Jason Savacool collected two strikeouts in the first inning, both batters going down swinging on his looping curveball. The vaunted secondary pitch was largely ineffective in the pitcher’s season-opening start. Its resurgence was the main reason why his second start contrasted so much from his first.
The junior added two more punchouts with the curveball in the second inning and finished with nine strikeouts over seven innings in Maryland baseball’s 9-2 win Friday over Ole Miss (4-1). The Terps (3-2) took the first game of their biggest regular season series of 2023.
Facing a lineup that scored 46 runs in its first four games, Savacool won his first game of the season with a mostly untouchable breaking pitch. Almost all of his strikeouts came on it, while his fastball kept hitters off balance and induced several weak groundouts.

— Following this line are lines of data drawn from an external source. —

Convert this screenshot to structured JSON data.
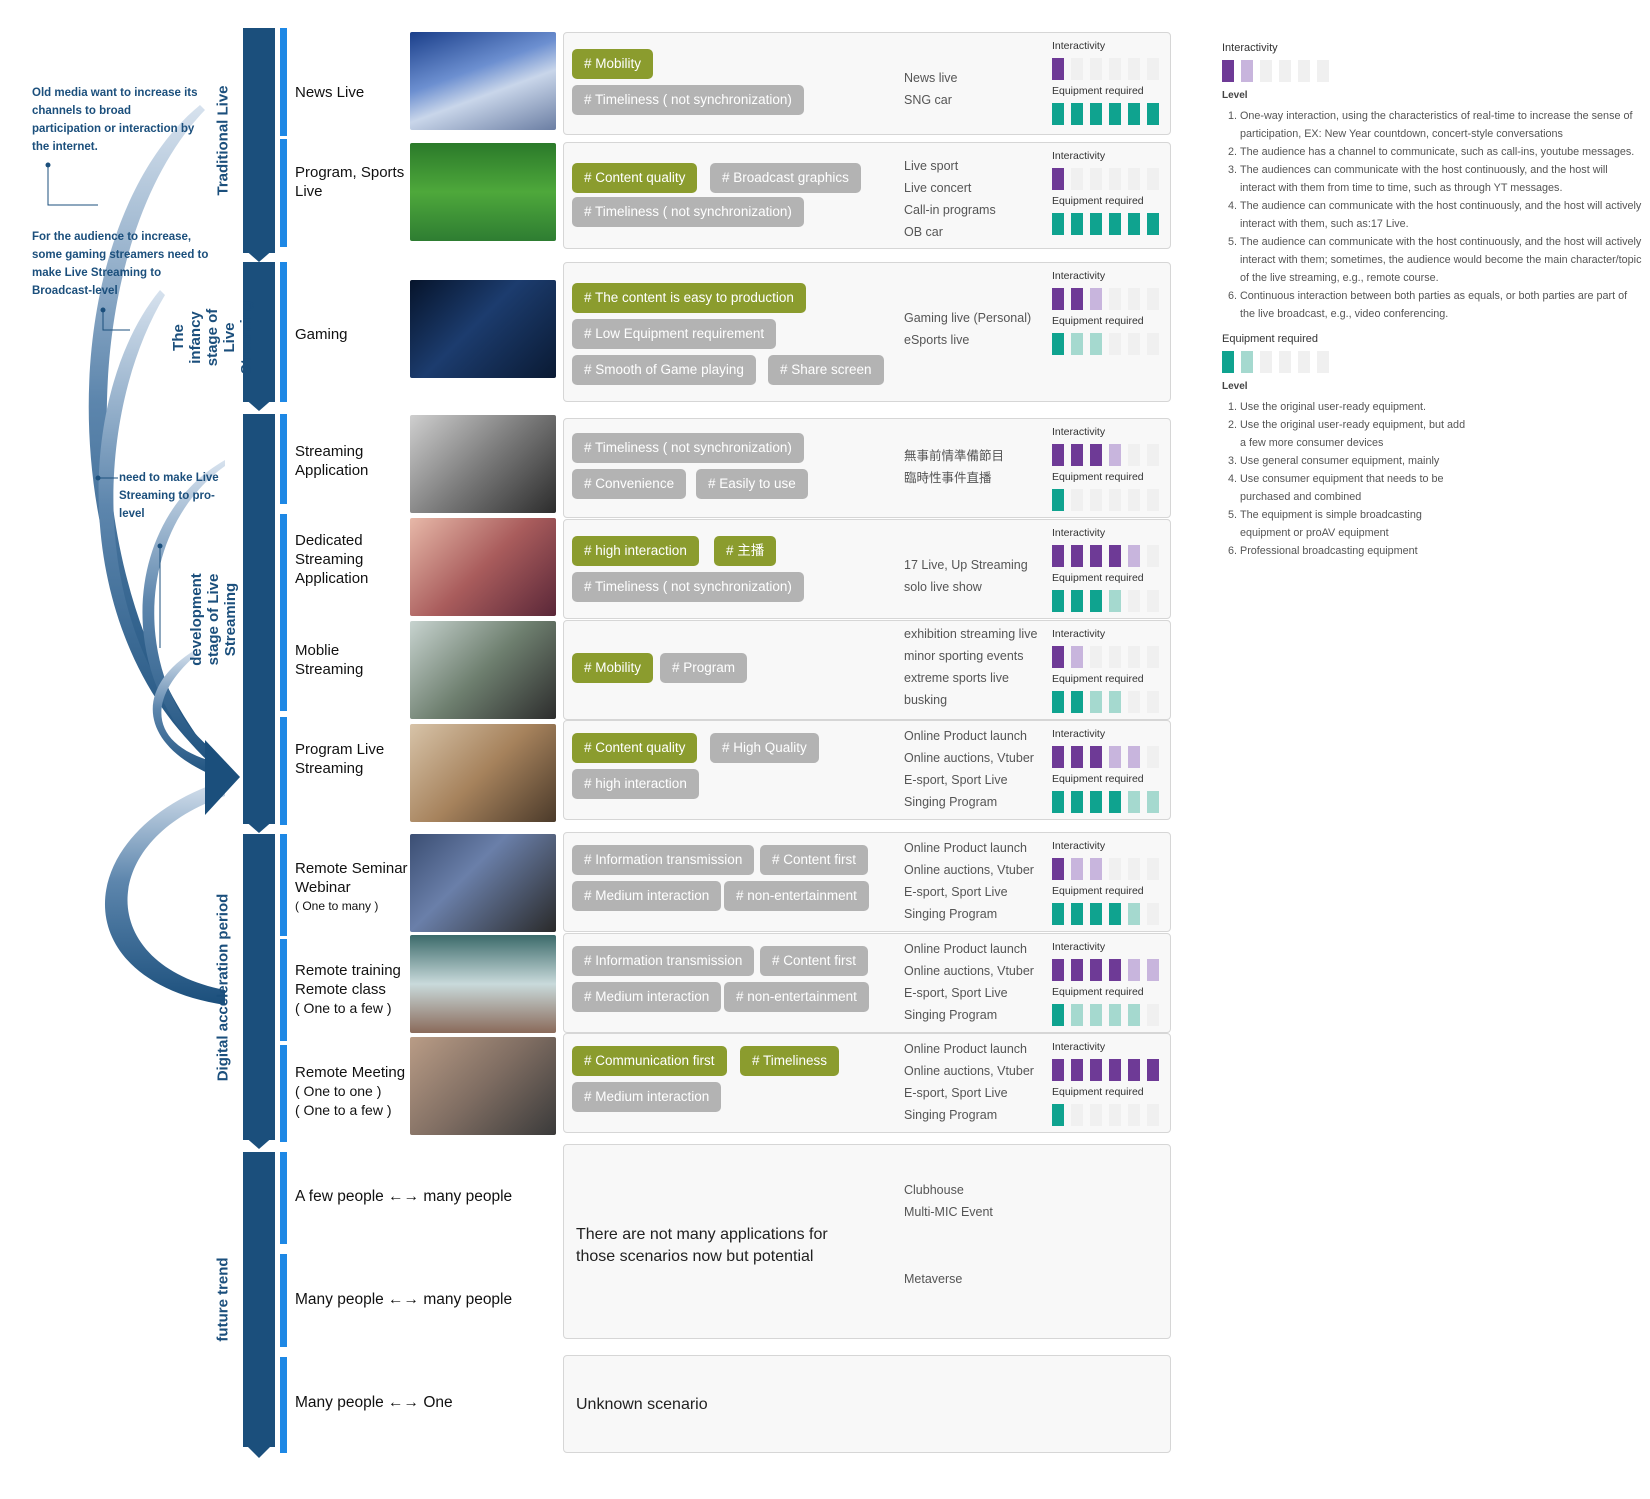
{
  "colors": {
    "primary_blue": "#1b4f7c",
    "row_blue": "#1e88e5",
    "tag_green": "#8b9c2e",
    "tag_gray": "#b3b3b3",
    "interactivity_dark": "#6e3a96",
    "interactivity_light": "#c8b5dd",
    "equipment_dark": "#0fa38f",
    "equipment_light": "#a5d9cf"
  },
  "left_notes": {
    "note1": "Old media want to increase its channels to broad participation or interaction by the internet.",
    "note2": "For the audience to increase, some gaming streamers need to make Live Streaming to Broadcast-level",
    "note3": "need to make Live Streaming to pro-level"
  },
  "phases": {
    "traditional": "Traditional Live",
    "infancy": "The infancy stage of Live Streaming",
    "development": "development stage of Live Streaming",
    "digital": "Digital acceleration period",
    "future": "future trend"
  },
  "labels": {
    "interactivity": "Interactivity",
    "equipment": "Equipment required"
  },
  "rows": [
    {
      "name": "News Live",
      "interactivity": [
        1,
        0,
        0,
        0,
        0,
        0
      ],
      "equipment": [
        1,
        1,
        1,
        1,
        1,
        1
      ],
      "tags": [
        "Mobility",
        "Timeliness ( not synchronization)"
      ],
      "examples": [
        "News live",
        "SNG car"
      ]
    },
    {
      "name": "Program, Sports Live",
      "interactivity": [
        1,
        0,
        0,
        0,
        0,
        0
      ],
      "equipment": [
        1,
        1,
        1,
        1,
        1,
        1
      ],
      "tags": [
        "Content quality",
        "Broadcast graphics",
        "Timeliness ( not synchronization)"
      ],
      "examples": [
        "Live sport",
        "Live concert",
        "Call-in programs",
        "OB car"
      ]
    },
    {
      "name": "Gaming",
      "interactivity": [
        1,
        1,
        0.5,
        0,
        0,
        0
      ],
      "equipment": [
        1,
        0.5,
        0.5,
        0,
        0,
        0
      ],
      "tags": [
        "The content is easy to production",
        "Low Equipment requirement",
        "Smooth of Game playing",
        "Share screen"
      ],
      "examples": [
        "Gaming live (Personal)",
        "eSports live"
      ]
    },
    {
      "name": "Streaming Application",
      "interactivity": [
        1,
        1,
        1,
        0.5,
        0,
        0
      ],
      "equipment": [
        1,
        0,
        0,
        0,
        0,
        0
      ],
      "tags": [
        "Timeliness ( not synchronization)",
        "Convenience",
        "Easily to use"
      ],
      "examples": [
        "無事前情準備節目",
        "臨時性事件直播"
      ]
    },
    {
      "name": "Dedicated Streaming Application",
      "interactivity": [
        1,
        1,
        1,
        1,
        0.5,
        0
      ],
      "equipment": [
        1,
        1,
        1,
        0.5,
        0,
        0
      ],
      "tags": [
        "high interaction",
        "主播",
        "Timeliness ( not synchronization)"
      ],
      "examples": [
        "17 Live, Up Streaming",
        "solo live show"
      ]
    },
    {
      "name": "Moblie Streaming",
      "interactivity": [
        1,
        0.5,
        0,
        0,
        0,
        0
      ],
      "equipment": [
        1,
        1,
        0.5,
        0.5,
        0,
        0
      ],
      "tags": [
        "Mobility",
        "Program"
      ],
      "examples": [
        "exhibition streaming live",
        "minor sporting events",
        "extreme sports live",
        "busking"
      ]
    },
    {
      "name": "Program Live Streaming",
      "interactivity": [
        1,
        1,
        1,
        0.5,
        0.5,
        0
      ],
      "equipment": [
        1,
        1,
        1,
        1,
        0.5,
        0.5
      ],
      "tags": [
        "Content quality",
        "High Quality",
        "high interaction"
      ],
      "examples": [
        "Online Product launch",
        "Online auctions, Vtuber",
        "E-sport, Sport Live",
        "Singing Program"
      ]
    },
    {
      "name": "Remote Seminar Webinar",
      "sub": "( One to many )",
      "interactivity": [
        1,
        0.5,
        0.5,
        0,
        0,
        0
      ],
      "equipment": [
        1,
        1,
        1,
        1,
        0.5,
        0
      ],
      "tags": [
        "Information transmission",
        "Content first",
        "Medium interaction",
        "non-entertainment"
      ],
      "examples": [
        "Online Product launch",
        "Online auctions, Vtuber",
        "E-sport, Sport Live",
        "Singing Program"
      ]
    },
    {
      "name": "Remote training Remote class",
      "sub": "( One to a few )",
      "interactivity": [
        1,
        1,
        1,
        1,
        0.5,
        0.5
      ],
      "equipment": [
        1,
        0.5,
        0.5,
        0.5,
        0.5,
        0
      ],
      "tags": [
        "Information transmission",
        "Content first",
        "Medium interaction",
        "non-entertainment"
      ],
      "examples": [
        "Online Product launch",
        "Online auctions, Vtuber",
        "E-sport, Sport Live",
        "Singing Program"
      ]
    },
    {
      "name": "Remote Meeting",
      "sub": "( One to one )\n( One to a few )",
      "interactivity": [
        1,
        1,
        1,
        1,
        1,
        1
      ],
      "equipment": [
        1,
        0,
        0,
        0,
        0,
        0
      ],
      "tags": [
        "Communication first",
        "Timeliness",
        "Medium interaction"
      ],
      "examples": [
        "Online Product launch",
        "Online auctions, Vtuber",
        "E-sport, Sport Live",
        "Singing Program"
      ]
    }
  ],
  "future": {
    "row1": "A few people ←→ many people",
    "row2": "Many people ←→ many people",
    "row3": "Many people ←→ One",
    "card1_text": "There are not many applications for those scenarios now but potential",
    "card1_examples": [
      "Clubhouse",
      "Multi-MIC Event",
      "Metaverse"
    ],
    "card2_text": "Unknown scenario"
  },
  "legend": {
    "interactivity_title": "Interactivity",
    "level": "Level",
    "interactivity_levels": [
      "One-way interaction, using the characteristics of real-time to increase the sense of participation, EX: New Year countdown, concert-style conversations",
      "The audience has a channel to communicate, such as call-ins, youtube messages.",
      "The audiences can communicate with the host continuously, and the host will interact with them from time to time, such as through YT messages.",
      "The audience can communicate with the host continuously, and the host will actively interact with them, such as:17 Live.",
      "The audience can communicate with the host continuously, and the host will actively interact with them; sometimes, the audience would become the main character/topic of the live streaming, e.g., remote course.",
      "Continuous interaction between both parties as equals, or both parties are part of the live broadcast, e.g., video conferencing."
    ],
    "equipment_title": "Equipment required",
    "equipment_levels": [
      "Use the original user-ready equipment.",
      "Use the original user-ready equipment, but add a few more consumer devices",
      "Use general consumer equipment, mainly",
      "Use consumer equipment that needs to be purchased and combined",
      "The equipment is simple broadcasting equipment or proAV equipment",
      "Professional broadcasting equipment"
    ]
  }
}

“He didn’t flinch tonight,” Rob Vaughn said. “When he does that, I don’t care who you’re facing, he gives you a chance.”
Savacool’s first outing of the season didn’t go as he hoped. He gave up five earned runs on seven hits over six innings against USF in a Maryland loss.

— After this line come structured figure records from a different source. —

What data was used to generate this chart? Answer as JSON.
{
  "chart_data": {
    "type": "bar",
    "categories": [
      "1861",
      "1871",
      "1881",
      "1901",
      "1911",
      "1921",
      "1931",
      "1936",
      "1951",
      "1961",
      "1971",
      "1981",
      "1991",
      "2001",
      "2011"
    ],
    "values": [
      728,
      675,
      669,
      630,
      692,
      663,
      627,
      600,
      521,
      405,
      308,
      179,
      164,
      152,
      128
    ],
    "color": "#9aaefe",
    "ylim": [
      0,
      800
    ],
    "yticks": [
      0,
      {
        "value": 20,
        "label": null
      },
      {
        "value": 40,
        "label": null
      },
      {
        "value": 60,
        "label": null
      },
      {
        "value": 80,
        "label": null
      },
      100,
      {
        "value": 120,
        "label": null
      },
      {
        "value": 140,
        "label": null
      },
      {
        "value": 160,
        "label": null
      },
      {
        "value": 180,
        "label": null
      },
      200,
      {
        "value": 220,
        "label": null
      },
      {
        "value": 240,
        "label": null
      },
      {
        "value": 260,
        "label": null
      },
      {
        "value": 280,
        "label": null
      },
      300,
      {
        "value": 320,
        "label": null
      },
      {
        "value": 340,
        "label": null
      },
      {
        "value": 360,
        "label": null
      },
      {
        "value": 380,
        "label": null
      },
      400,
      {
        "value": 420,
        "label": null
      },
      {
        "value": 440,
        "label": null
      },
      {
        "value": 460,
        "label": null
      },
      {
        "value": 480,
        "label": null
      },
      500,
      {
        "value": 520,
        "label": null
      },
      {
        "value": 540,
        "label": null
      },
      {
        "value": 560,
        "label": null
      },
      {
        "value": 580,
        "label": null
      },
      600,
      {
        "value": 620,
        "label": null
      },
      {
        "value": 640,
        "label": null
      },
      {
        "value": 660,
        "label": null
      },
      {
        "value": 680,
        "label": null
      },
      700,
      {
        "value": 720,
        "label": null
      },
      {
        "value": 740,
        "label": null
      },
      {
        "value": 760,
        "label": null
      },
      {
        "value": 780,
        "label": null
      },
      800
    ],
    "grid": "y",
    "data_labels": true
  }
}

[Rob Vaughn, Maryland baseball are using their series against Ole Miss as a measuring stick]
Vaughn credited the lackluster outing to getting behind in too many counts, which allowed opposing hitters to ignore Savacool’s breaking pitches and hone in on his fastball.
Friday’s start was essentially the opposite. The pitcher frequently got ahead of batters and kept hitters guessing what was coming next, helping his breaking pitches.
The dangerous fastball-curveball combination resulted in the first start in Savacool’s career with at least nine strikeouts and no walks.
Maryland paired that strong pitching with a fast start for its offense. Vaughn urged his offense to get going earlier in games and get more leadoff hitters on base. The Terps lagged behind in the early innings in both of its losses this season, rendering late-inning rallies meaningless.
They did what Vaughn clamored for Friday night, taking an early 2-0 lead and adding to it throughout. Leadoff hitters reached base safely in four innings.
“If you just compare the two offenses … we controlled the strike zone a little bit better,” Vaughn said.”
[Early pitching struggles doom No. 13 Maryland baseball in 8-6 loss to West Virginia]
After a three up, three down first inning, Ian Petrutz and Eddie Hacopian opened the second with a pair of singles. Matt Woods, making his season debut, walked to load the bases.
Kevin Keister hit a sacrifice fly that scored Petrutz and Bobby Zmarzlak beat out a potentially inning-ending double play to let Hacopian to trot home.
Luke Shliger provided Maryland its third run in the fifth inning by scoring Elijah Lambros — who led off the frame with a double.
Then, Petrutz widened his team’s advantage even further.
He crushed a grand slam — Maryland’s fourth grand of the year and his second — in the exclamation point on a statement victory.
“Up until tonight, I thought we had good moments, but we didn’t really play collective offense,” Vaughn said. “We had a pretty steady attack tonight.”
Vaughn defined success for Maryland this weekend as winning all three games and nothing less. Through one game, they’re on track to meet his high expectations against the defending national champions.